Methods: The interaction between parecoxib and p38MAPK was studied under simulated physiological conditions using spectroscopy-based methods. The effect of parecoxib on the microenvironment and conformation of p38MAPK chromophore was studied by synchronous fluorescence spectroscopy, three-dimensional fluorescence, time-resolved fluorescence spectroscopy, circular dichroism spectroscopy, and ultraviolet-visible absorption spectroscopy.

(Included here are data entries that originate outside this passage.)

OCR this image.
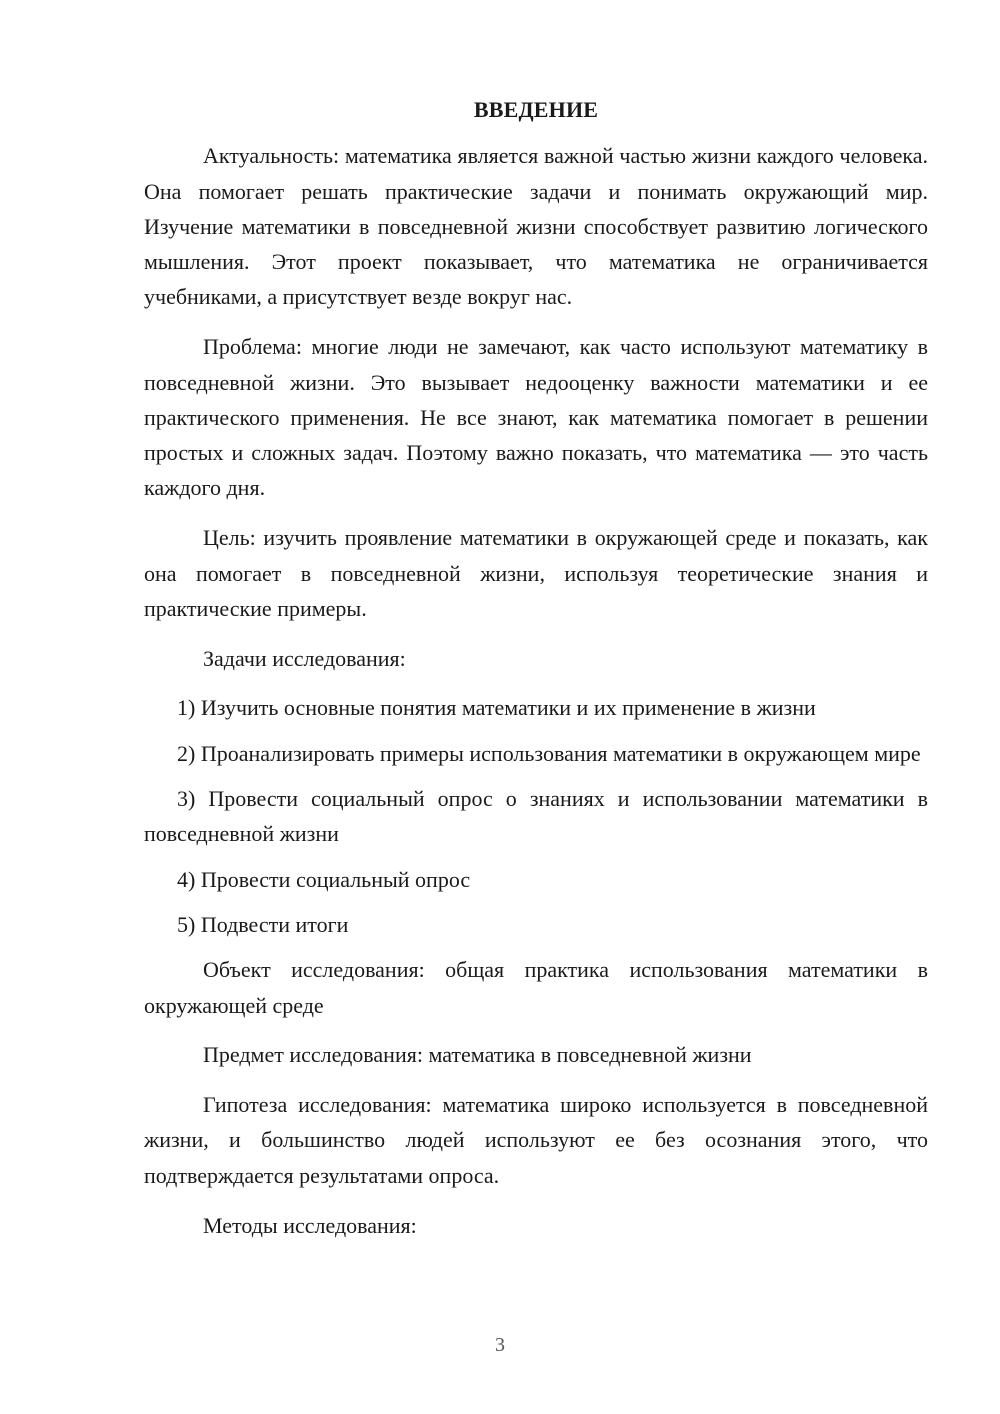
ВВЕДЕНИЕ
Актуальность: математика является важной частью жизни каждого человека. Она помогает решать практические задачи и понимать окружающий мир. Изучение математики в повседневной жизни способствует развитию логического мышления. Этот проект показывает, что математика не ограничивается учебниками, а присутствует везде вокруг нас.
Проблема: многие люди не замечают, как часто используют математику в повседневной жизни. Это вызывает недооценку важности математики и ее практического применения. Не все знают, как математика помогает в решении простых и сложных задач. Поэтому важно показать, что математика — это часть каждого дня.
Цель: изучить проявление математики в окружающей среде и показать, как она помогает в повседневной жизни, используя теоретические знания и практические примеры.
Задачи исследования:
1) Изучить основные понятия математики и их применение в жизни
2) Проанализировать примеры использования математики в окружающем мире
3) Провести социальный опрос о знаниях и использовании математики в повседневной жизни
4) Провести социальный опрос
5) Подвести итоги
Объект исследования: общая практика использования математики в окружающей среде
Предмет исследования: математика в повседневной жизни
Гипотеза исследования: математика широко используется в повседневной жизни, и большинство людей используют ее без осознания этого, что подтверждается результатами опроса.
Методы исследования:
3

Results: Synchronous fluorescence spectroscopy showed that addition of parecoxib changed the structure of p38MAPK and destroyed the original stable structure. Three-dimensional fluorescence spectroscopy showed that the hydrophilicity of the microenvironment in which the fluorescent chromophore is located was enhanced, and the polarity increased such that the serum protein macromolecules tend to be unfolded, and the alpha-helix content reduced. Time-resolved fluorescence spectroscopy showed that the presence of parecoxib hardly affected the fluorescence quenching of p38MAPK, and the combination of parecoxib and p38MAPK forms a stable complex (static quenching). Circular dichroism spectroscopy revealed the combined parecoxib change, the secondary structure of p38MAPK and reduced the alpha-helix content. Ultraviolet-visible absorption spectroscopy revealed changes in the microenvironment of the three amino acid residues as well as the tertiary structure of the protein.
Conclusion: The results shows that parecoxib has a significant effect on the structure of p38MAPK. In addition to explicitly inhibiting COX-2 and blocking arachidonic acid synthesis of prostaglandins, it inhibits the pathway involved in p38MAPK.